Ahmed Mahmoud stood outside his home looking at the bodies outside his gate. "They were panicking," the 40-year-old civil engineer said of the six fighters' last moments. "They were clearly not familiar with this neighbourhood because they didn't know where they were. They were all running in different directions. They tried to get in our house but we had locked the door."
The fighters were likely frantic and paranoid from being shut inside for months hiding from coalition surveillance aircraft, a nearby neighbour believed. Several streets away, Mohamed Yessem Yehyia had lived across the street from a house occupied by IS fighters. The fighters had hung sheets across the yard to block the view of their house. "They didn't let us use the upstairs of our house because it looked out on their yard," said Yehyia, a 30-year-old former government worker. "We weren't even allowed to look at them when we went out in the street."
As the soldiers took selfies with the corpses a man asked when they would be removed.
Mahmoud, the civil engineer, was looking out at the fleeing fighters from behind the curtains when a coalition bomb detonated in the street, a scant 30 metres from where he was watching. The explosion blew out all the windows in the street, and Mahmoud was lightly wounded by the flying glass and debris.
Next door though his immediate neighbour's house fared worse, being blown open and then catching fire. Fortunately they weren't home, Mahmoud said, though four other neighbours were injured.
A huge cloud of dust rose, leaves rained down from the trees, and the fighters died unceremoniously. One defecated as he expired, another never had the chance to detonate the suicide belt he was wearing. The neighbours left them where the fell – only one was offered the dignity of being covered with a blanket. A piece of twisted sheet metal covered another.
As the soldiers took selfies with the corpses a man asked when they would be removed. "There are children here," the man said, before making a half-hearted attempt to shoo them inside a yard, where their heads peered out from around the gate.

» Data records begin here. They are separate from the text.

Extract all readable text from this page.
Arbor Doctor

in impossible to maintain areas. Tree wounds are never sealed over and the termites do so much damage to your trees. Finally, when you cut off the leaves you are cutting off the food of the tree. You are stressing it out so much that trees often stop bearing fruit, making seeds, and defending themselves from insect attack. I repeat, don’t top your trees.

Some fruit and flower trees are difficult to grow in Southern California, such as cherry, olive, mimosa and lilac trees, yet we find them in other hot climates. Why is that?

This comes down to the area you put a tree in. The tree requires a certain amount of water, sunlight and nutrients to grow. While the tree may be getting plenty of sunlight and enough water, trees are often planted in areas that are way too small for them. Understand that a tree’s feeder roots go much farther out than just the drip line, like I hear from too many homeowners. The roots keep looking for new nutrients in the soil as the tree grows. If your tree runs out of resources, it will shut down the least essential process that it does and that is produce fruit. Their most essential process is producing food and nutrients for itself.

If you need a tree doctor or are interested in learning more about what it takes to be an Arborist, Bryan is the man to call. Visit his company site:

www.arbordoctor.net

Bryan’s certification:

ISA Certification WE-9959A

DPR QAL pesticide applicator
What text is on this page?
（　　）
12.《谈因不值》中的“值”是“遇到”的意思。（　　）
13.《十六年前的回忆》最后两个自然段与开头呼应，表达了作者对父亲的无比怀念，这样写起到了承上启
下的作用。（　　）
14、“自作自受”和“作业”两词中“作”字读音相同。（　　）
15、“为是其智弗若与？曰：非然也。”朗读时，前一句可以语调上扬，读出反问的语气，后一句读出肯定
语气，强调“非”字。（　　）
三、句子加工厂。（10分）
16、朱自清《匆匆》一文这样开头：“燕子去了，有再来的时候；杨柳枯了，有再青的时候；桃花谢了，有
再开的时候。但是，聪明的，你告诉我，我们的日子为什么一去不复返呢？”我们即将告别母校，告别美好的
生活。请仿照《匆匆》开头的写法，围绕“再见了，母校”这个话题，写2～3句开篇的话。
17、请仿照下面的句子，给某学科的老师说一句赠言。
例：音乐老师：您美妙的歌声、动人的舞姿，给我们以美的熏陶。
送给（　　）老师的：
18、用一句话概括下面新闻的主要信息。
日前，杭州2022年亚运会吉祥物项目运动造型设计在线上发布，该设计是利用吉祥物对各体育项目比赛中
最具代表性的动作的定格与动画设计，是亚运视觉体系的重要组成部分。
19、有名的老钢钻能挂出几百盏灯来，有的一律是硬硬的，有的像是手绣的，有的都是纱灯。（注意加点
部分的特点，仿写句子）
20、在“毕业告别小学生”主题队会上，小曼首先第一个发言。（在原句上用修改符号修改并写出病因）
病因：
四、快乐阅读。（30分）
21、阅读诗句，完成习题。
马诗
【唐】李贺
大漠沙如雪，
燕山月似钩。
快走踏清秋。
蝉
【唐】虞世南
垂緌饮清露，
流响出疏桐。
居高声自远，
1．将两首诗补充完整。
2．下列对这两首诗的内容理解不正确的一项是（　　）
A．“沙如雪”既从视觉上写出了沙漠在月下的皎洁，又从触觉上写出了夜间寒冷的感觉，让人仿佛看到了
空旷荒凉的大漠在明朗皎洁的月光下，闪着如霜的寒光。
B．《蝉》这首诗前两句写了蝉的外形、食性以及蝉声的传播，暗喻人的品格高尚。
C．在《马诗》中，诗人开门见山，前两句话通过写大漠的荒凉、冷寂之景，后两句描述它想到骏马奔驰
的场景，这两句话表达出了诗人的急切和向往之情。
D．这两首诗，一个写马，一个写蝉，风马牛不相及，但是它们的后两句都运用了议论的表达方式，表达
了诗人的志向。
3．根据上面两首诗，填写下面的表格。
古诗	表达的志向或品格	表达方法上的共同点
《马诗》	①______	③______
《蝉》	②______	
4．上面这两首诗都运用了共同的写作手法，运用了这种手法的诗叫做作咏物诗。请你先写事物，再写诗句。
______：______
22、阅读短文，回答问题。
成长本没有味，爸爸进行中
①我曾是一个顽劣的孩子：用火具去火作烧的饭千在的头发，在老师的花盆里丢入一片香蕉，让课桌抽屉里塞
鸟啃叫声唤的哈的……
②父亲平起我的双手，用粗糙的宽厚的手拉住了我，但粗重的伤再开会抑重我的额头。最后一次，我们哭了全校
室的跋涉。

"Our job is pretty much done on this side," the soldiers' commander Lieutenant General Abdul-Wahab al-Saadi said later that day. The next day, the Iraqi military announced the total liberation of east Mosul.
Meanwhile though, the coalition was watching significant movement of IS fighters and material to the west. The Tigris River runs through Mosul, dividing the city in two. With coalition airstrikes already having taken out the bridges, IS fighters were crossing on boats. On Wednesday, the coalition reported that airstrikes "destroyed 49 watercraft" as the fighters withdrew. It did not say how many made it safely across.
After three months of painstaking progress in house to house fighting, the final speed with which IS defences crumbled suggest that they may have made a strategic withdrawal to more defensible terrain in the west of the city. The ISF are now expected to regroup before eventually crossing the Tigris on pontoon bridges. Then they will have to fight for the old neighbourhoods of Mosul –densely populated warrens of streets too narrow for their armoured vehicles.
"We cannot say what comes next on the west side," commander al-Saadi said as he pondered the coming battle.